Monday, June 23, 2014

Home Invasions Suck: Here's How to Make Them Suck Less

Unless you have a private security team guarding you 24/7, your personal security is your responsibility.  The police, as much as we admire them, don't have as their primary duty to protect you from harm; they're there to clean up afterwards.  Investigating after the fact doesn't help you now, when the enraged drunk who's kicking the hell out of your front door is about to break in.

But, in case your front door can withstand a couple minutes' worth of kicking, you want to make sure that emergency services get to your house sooner rather than later.  We'll leave the choice to arm yourself or not for another discussion: this one's about calling for help.

There are two types of people who will break into your house: burglars and home invaders.

  • A burglar doesn't want you there when he robs your home.  His intent is to get in and out as quickly as possible.  He doesn't steal from houses to meet people: he steals to get easily-fenced loot that he can sell to buy drugs.  You'll probably never see him steal your stuff, which is a good thing.
  • A home invader wants to interact with you.  Unlike the burglar, he picks a time when he's sure you're home to break in.  Usually, this is because he thinks you've got valuables that he wouldn't otherwise acquire from a simple smash-and-grab.  He's going to do this by doing horrible violence to you, including but not limited to rape.  This is the monster we're most worried about.

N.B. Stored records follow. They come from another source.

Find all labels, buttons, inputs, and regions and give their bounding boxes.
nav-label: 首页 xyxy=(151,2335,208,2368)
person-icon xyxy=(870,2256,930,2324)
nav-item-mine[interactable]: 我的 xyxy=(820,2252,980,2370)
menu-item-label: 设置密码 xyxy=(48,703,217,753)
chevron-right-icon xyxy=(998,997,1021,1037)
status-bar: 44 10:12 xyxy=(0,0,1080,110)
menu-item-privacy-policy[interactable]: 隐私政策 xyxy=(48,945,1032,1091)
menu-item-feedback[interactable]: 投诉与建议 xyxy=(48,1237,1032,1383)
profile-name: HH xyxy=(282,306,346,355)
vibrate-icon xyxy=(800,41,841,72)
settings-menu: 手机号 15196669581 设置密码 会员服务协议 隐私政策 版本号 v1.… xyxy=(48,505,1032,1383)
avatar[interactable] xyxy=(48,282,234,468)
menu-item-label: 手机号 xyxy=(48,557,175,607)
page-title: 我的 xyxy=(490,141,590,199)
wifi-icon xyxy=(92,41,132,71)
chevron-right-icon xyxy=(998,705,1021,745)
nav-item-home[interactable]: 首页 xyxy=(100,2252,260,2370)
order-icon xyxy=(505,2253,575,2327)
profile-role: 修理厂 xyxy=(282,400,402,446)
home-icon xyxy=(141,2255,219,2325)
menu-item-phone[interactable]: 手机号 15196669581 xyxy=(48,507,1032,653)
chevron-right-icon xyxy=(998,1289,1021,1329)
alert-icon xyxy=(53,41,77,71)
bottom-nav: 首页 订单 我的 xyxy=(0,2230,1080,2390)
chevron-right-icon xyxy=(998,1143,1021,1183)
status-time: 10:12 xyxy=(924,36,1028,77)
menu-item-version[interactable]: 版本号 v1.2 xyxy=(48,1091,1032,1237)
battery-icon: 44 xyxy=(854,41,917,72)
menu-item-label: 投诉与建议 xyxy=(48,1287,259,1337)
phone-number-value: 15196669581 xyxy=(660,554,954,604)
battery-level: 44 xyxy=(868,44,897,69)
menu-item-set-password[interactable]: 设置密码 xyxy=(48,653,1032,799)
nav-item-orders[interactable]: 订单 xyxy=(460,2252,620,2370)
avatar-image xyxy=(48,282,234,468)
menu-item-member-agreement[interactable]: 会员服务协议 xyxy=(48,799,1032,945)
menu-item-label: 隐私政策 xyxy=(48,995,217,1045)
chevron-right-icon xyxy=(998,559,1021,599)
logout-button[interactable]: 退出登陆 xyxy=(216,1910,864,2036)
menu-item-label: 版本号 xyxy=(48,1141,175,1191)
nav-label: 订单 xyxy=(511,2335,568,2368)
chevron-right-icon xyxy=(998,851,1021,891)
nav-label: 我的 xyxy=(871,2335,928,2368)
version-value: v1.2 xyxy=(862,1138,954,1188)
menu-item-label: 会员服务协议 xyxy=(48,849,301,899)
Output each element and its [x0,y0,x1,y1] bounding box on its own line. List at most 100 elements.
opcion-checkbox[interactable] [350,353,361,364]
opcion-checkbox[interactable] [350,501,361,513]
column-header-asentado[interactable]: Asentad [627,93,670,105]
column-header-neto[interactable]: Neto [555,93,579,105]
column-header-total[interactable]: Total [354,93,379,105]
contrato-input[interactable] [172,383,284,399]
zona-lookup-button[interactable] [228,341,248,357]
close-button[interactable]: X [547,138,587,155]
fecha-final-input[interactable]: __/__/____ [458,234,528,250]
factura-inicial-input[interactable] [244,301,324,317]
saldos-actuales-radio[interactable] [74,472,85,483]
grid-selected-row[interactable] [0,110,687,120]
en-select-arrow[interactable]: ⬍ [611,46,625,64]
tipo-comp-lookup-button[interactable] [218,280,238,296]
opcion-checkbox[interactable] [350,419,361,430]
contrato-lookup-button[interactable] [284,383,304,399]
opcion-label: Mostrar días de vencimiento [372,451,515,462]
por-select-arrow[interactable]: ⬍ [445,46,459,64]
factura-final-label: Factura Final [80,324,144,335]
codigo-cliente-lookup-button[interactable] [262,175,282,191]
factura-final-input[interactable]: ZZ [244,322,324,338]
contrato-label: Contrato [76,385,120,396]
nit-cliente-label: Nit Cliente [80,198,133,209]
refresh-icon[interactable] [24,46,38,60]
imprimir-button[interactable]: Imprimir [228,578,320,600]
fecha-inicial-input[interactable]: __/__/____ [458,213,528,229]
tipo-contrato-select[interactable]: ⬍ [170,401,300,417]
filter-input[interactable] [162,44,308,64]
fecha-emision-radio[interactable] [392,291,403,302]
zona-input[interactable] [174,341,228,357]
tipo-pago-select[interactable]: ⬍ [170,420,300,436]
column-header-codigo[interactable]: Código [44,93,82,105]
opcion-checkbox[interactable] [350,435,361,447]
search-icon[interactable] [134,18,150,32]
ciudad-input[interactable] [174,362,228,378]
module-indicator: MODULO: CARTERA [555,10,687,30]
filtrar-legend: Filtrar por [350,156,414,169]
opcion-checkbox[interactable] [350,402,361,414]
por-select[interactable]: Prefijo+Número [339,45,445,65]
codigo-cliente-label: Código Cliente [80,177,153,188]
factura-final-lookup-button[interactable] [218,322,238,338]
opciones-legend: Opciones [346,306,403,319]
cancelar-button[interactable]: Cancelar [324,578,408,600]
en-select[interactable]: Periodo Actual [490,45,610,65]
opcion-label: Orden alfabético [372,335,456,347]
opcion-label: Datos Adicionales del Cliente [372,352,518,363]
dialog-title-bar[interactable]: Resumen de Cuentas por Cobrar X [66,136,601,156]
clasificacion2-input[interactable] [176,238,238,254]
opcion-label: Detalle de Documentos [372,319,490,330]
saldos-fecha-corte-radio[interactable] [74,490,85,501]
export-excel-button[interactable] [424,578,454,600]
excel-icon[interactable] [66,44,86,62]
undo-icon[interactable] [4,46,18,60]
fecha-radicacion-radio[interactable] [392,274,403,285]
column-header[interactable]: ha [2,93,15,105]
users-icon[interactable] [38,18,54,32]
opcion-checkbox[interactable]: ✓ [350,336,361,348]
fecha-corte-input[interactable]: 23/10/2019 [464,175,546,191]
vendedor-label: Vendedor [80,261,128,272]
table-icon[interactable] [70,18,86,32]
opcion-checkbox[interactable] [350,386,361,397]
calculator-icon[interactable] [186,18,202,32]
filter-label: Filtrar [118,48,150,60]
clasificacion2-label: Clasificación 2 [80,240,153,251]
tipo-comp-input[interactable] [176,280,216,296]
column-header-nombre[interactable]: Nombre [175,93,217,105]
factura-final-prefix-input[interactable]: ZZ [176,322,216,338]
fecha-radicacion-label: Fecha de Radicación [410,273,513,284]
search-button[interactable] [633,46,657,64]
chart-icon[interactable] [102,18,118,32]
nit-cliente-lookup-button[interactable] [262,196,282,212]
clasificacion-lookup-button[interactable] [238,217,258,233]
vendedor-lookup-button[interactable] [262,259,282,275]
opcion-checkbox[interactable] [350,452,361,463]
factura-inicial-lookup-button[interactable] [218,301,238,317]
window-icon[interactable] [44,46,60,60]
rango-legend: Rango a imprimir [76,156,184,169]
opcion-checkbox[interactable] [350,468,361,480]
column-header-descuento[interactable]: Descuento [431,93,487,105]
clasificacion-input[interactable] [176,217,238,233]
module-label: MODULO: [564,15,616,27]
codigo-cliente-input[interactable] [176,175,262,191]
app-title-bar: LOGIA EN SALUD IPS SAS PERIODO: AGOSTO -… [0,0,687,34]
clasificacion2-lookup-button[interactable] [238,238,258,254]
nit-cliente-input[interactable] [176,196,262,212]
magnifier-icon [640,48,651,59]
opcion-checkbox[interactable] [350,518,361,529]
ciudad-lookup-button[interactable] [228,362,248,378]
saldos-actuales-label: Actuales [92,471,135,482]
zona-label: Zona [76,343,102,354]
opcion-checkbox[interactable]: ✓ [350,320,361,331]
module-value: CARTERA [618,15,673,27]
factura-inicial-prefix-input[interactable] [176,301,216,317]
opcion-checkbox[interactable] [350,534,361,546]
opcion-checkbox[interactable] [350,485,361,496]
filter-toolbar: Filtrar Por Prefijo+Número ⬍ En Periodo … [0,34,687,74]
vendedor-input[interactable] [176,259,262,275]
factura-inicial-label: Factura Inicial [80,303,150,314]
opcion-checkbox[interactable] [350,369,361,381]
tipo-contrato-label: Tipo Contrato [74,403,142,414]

A burglar will sometimes become a home invader if you suddenly get home while he's stealing your stuff.  If he hears you come in, most of the time he'll run.  If he doesn't run, it's because he's decided that it's worth his while to interact with you.  That usually doesn't end well.

So, consider the scenario: you're at home in bed, or watching TV, or eating dinner, or all three, etc. when you hear someone trying to break into your home. You grab up your phone and take everyone into the pre-assigned safe room to call the police.  Say it's the master bedroom.  It's most likely that he's going to bust through the front door and the master bedroom door before the police get there.  Aside from dealing with the threat personally, what do you do?

Before I tell you, I must say that I am not in any way suggesting that you do anything illegal.  The remainder of this piece is written for the individual who decides to engage in illegal activity that can result in a fine or even jail time.  So don't do this if you intend to follow the law.

Let's get back to it: he's breaking down the door.  What do you do?

When you dial 911 and talk to the dispatcher, tell the dispatcher that not only is someone trying to break into your house, but he's also set fire to it and you're having a heart attack.  This will send EMTs and fire department personnel to your house, both of whom may get there sooner than the police.  They'll arrive with sirens blaring.  The home invader won't know the difference between a police siren and a fire department siren, and is more likely to be scared off.  Not only that, but it'll wake the neighborhood, bringing massive amounts of attention that the home invader doesn't want.

  • Aren't you putting the EMTs in danger?  And the fire department?  No.  They'll be told there's a dangerous felon at the address, so they'll wait in their respective vehicles until the police arrive.  
  • Aren't you taking them away from someone who really does need them?  Like someone whose house really is on fire?  Yes.  But think of it this way: it's no more moral or ethical for you to be killed by a home invader than it is to die in a fire.  You need those emergency personnel, too.  Just in a different way this time.  
  • Isn't that illegal?  Yes.  And you'll probably pay a fine.  But the alternative is much, much worse.  

Don't compromise when it comes to your personal safety.  Especially if you've got people who love and depend on you.  Do what you have to do to survive.